Algunos de ellos, los que pueden, invierten millones de dólares para construir hoteles eco-chic, boutiques boho, bares cosmopolitas y restaurantes sobresalientes en la escena gastronómica, principalmente crudivegana, que van definiendo el estilo de vida de la franja costera que prelude la reserva de la biosfera de Sian Kaan.

Cuando el invierno se acerca, los Tuluminati se preparan y llegan a las playas de Tulum. Organizan cientos de eventos y pop ups, hacen residencias musicales y artísticas, generan gatherings y retreats, forman parte en ceremonias con el uso de enteógenos de todo el mundo y usanzas chamánicas, celebran la vida a la orilla de Zamá (antiguo nombre de Tulum), agradeciendo al cosmos la existencia.

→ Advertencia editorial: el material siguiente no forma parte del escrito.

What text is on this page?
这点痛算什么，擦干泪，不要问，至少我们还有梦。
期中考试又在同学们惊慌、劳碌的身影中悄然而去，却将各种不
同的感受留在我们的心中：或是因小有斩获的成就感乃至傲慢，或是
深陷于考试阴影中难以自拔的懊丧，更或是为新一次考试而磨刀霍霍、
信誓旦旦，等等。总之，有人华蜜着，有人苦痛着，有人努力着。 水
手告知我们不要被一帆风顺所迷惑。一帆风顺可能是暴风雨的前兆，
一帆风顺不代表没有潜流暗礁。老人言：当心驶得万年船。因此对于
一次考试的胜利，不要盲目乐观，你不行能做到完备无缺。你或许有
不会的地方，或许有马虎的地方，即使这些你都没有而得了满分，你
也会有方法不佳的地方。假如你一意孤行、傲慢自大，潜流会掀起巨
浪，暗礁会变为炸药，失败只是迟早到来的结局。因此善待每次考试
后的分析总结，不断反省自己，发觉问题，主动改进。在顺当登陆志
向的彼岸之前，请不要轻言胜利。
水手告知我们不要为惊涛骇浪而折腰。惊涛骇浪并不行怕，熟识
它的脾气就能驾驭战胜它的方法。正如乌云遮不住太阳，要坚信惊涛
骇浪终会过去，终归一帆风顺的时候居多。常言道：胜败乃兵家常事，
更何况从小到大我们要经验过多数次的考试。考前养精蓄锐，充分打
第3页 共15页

Cuando se termina el invierno, el encanto casi se disuelve, sólo quedan unos pocos. Así, cada año, hasta el próximo invierno.

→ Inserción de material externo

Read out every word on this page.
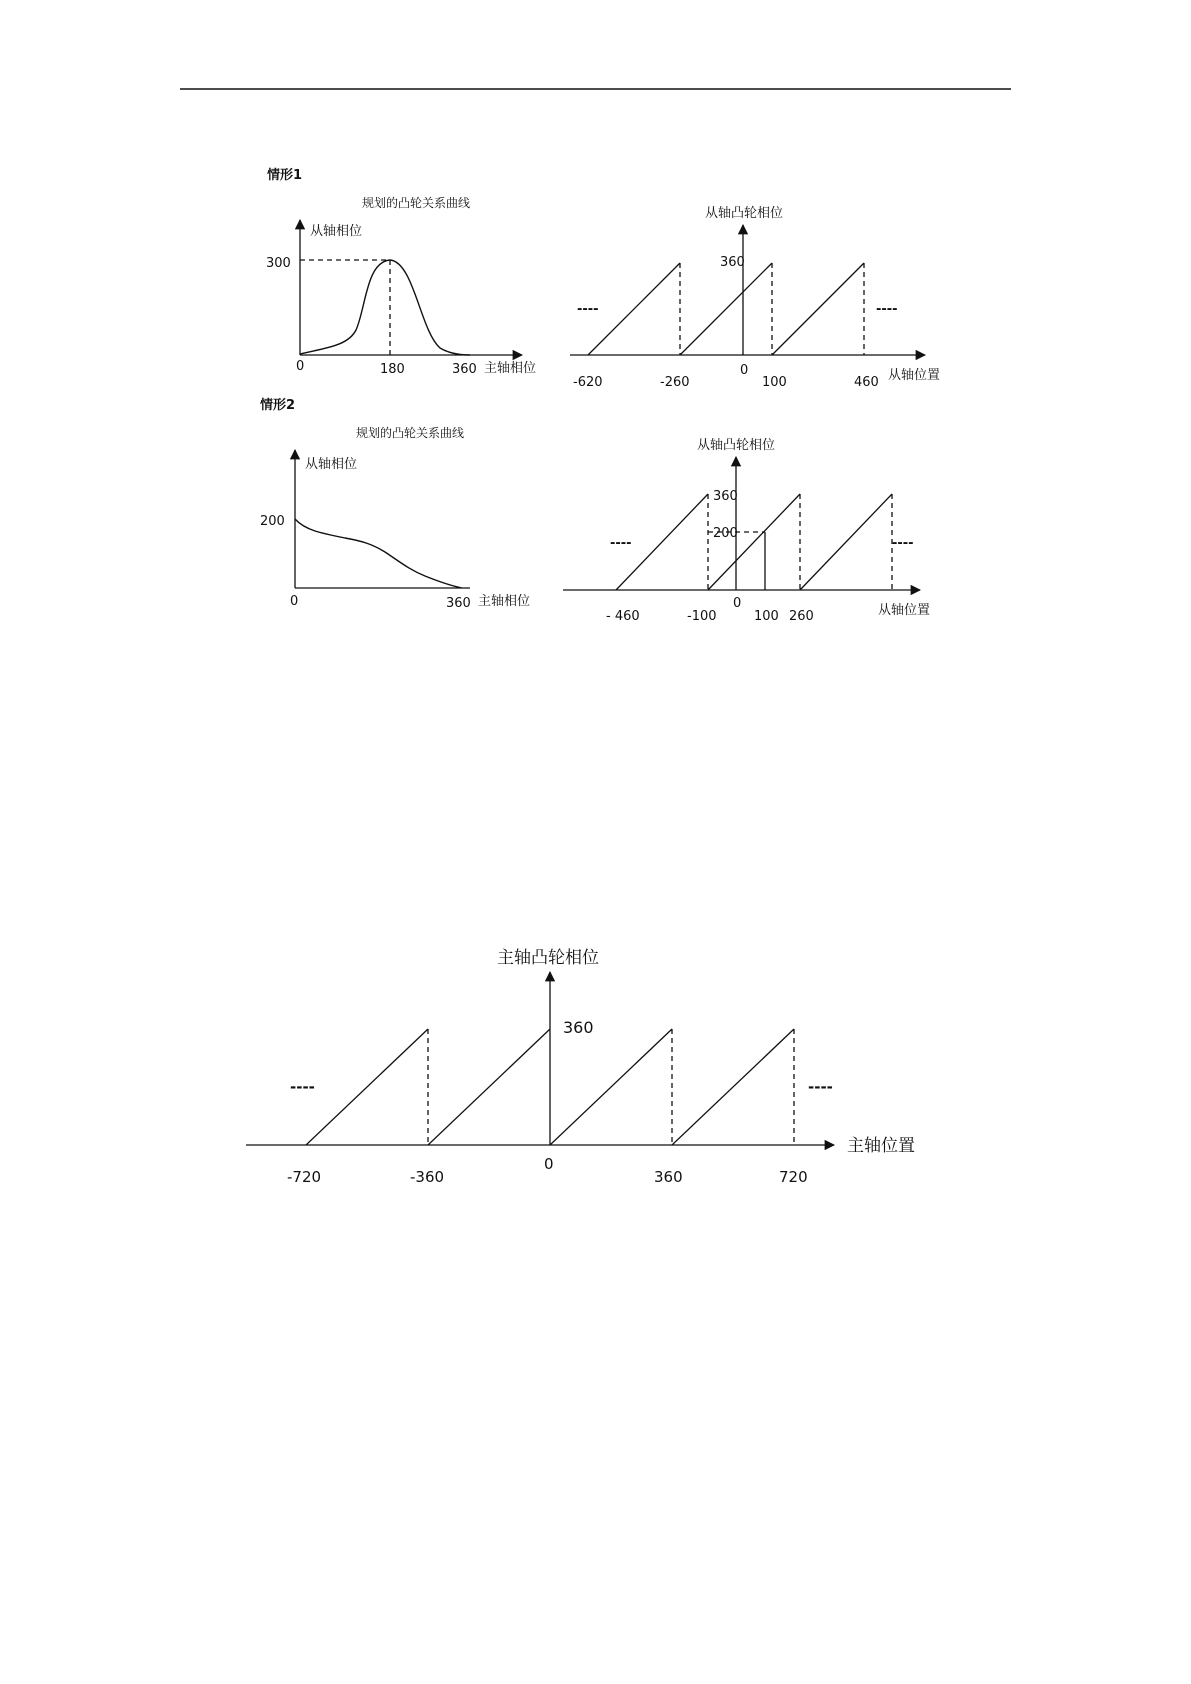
情形1
情形2
规划的凸轮关系曲线
从轴相位
主轴相位
300
0	180	360
从轴凸轮相位
从轴位置
360
----	----
-620	-260
0
100	460
规划的凸轮关系曲线
从轴相位
主轴相位
200
0	360
从轴凸轮相位
从轴位置
360
200
----	----
- 460	-100
0
100 260
主轴凸轮相位
主轴位置
360
----	----
-720	-360
0
360	720
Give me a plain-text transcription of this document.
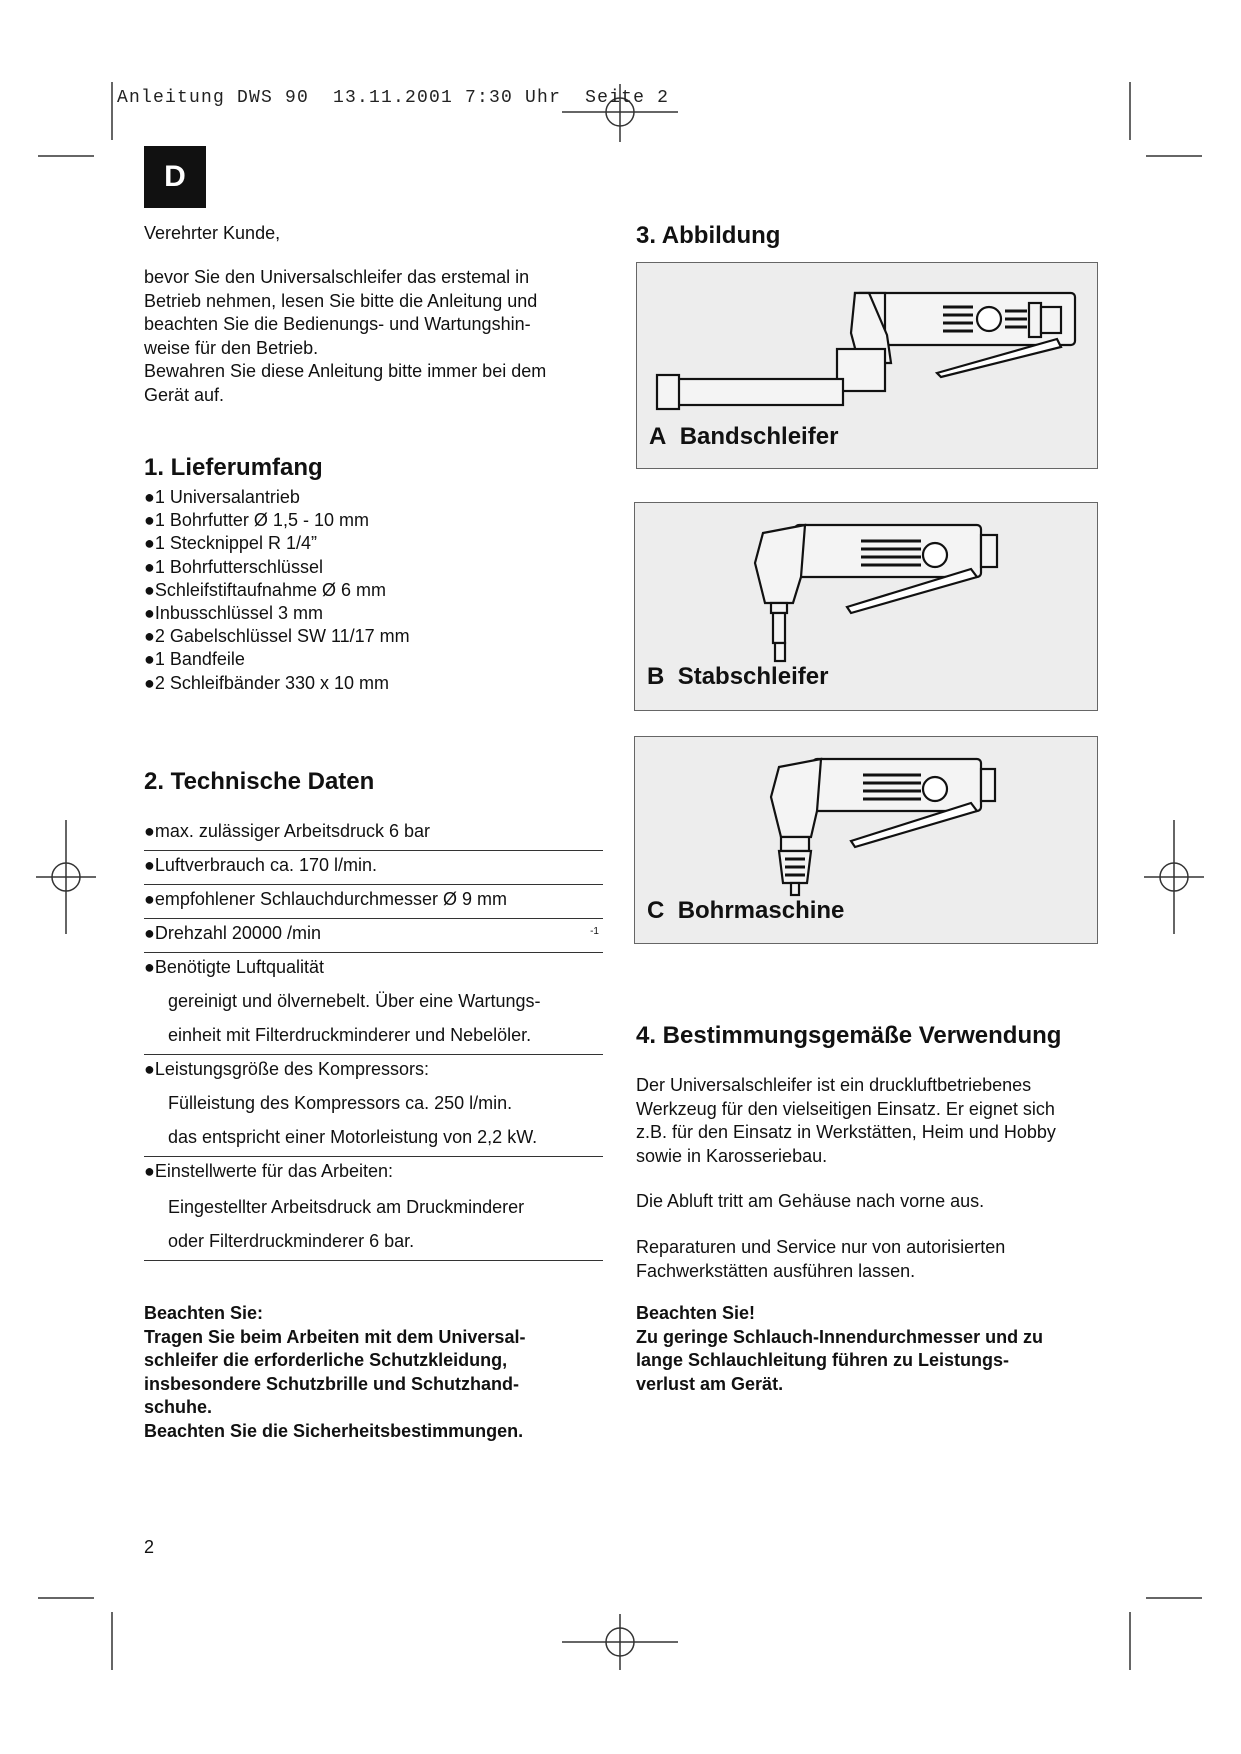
Anleitung DWS 90  13.11.2001 7:30 Uhr  Seite 2
D
Verehrter Kunde,
bevor Sie den Universalschleifer das erstemal in
Betrieb nehmen, lesen Sie bitte die Anleitung und
beachten Sie die Bedienungs- und Wartungshin-
weise für den Betrieb.
Bewahren Sie diese Anleitung bitte immer bei dem
Gerät auf.
1. Lieferumfang
●1 Universalantrieb
●1 Bohrfutter Ø 1,5 - 10 mm
●1 Stecknippel R 1/4”
●1 Bohrfutterschlüssel
●Schleifstiftaufnahme Ø 6 mm
●Inbusschlüssel 3 mm
●2 Gabelschlüssel SW 11/17 mm
●1 Bandfeile
●2 Schleifbänder 330 x 10 mm
2. Technische Daten
●max. zulässiger Arbeitsdruck 6 bar
●Luftverbrauch ca. 170 l/min.
●empfohlener Schlauchdurchmesser Ø 9 mm
●Drehzahl 20000 /min	-1
●Benötigte Luftqualität
gereinigt und ölvernebelt. Über eine Wartungs-
einheit mit Filterdruckminderer und Nebelöler.
●Leistungsgröße des Kompressors:
Fülleistung des Kompressors ca. 250 l/min.
das entspricht einer Motorleistung von 2,2 kW.
●Einstellwerte für das Arbeiten:
Eingestellter Arbeitsdruck am Druckminderer
oder Filterdruckminderer 6 bar.
Beachten Sie:
Tragen Sie beim Arbeiten mit dem Universal-
schleifer die erforderliche Schutzkleidung,
insbesondere Schutzbrille und Schutzhand-
schuhe.
Beachten Sie die Sicherheitsbestimmungen.
2
3. Abbildung
A Bandschleifer
B Stabschleifer
C Bohrmaschine
4. Bestimmungsgemäße Verwendung
Der Universalschleifer ist ein druckluftbetriebenes
Werkzeug für den vielseitigen Einsatz. Er eignet sich
z.B. für den Einsatz in Werkstätten, Heim und Hobby
sowie in Karosseriebau.
Die Abluft tritt am Gehäuse nach vorne aus.
Reparaturen und Service nur von autorisierten
Fachwerkstätten ausführen lassen.
Beachten Sie!
Zu geringe Schlauch-Innendurchmesser und zu
lange Schlauchleitung führen zu Leistungs-
verlust am Gerät.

Pero no hay motivo para entristecerse. Naturalmente hay formas de hackear el sistema y perpetuar las cosas, o lograr los mismos privilegios sin gastar mucho dinero. Les ofrezco de manera gratuita, las instrucciones para convertirse en un auténtico Tuluminati:

*Asiste a un Yoga teacher training y aprende a nombrar las posturas en sánscrito.
*Coloca en un rincón de tu hogar un altar. No puede faltar el atrapasueños, la copalera y las piedras de coral calcificado.
*Usa la bicicleta como medio de transporte. Si tiene canasta frontal mejor.
*Cambia la carne asada por la dieta crudivegana.
*Asiste a mercados orgánicos locales y compra matcha, semillas de hemp o açaí.
*Trabaja en un proyecto de ampliación de la conciencia y cosecha dólares.
*Consigue unas gafas redondas y un sombrero (que sea negro de preferencia).
*Utiliza túnicas, kurtas o kaftanes. En su defecto usa telas con mandalas y motivos orientales.
*Ten al menos una experiencia psicodélica en la playa.
*Escucha shamanic house y adquiere el gusto por el mezcal.
*Vive por lo menos un año en Tulum, con la convicción de que el mundo puede ser mejor.

Con la satisfacción de cumplir con lo solicitado, dejo a un lado el cuaderno, me ajusto el traje de baño y me dirijo hacía el infinito espejo azul turquesa que posa frente a mis ojos.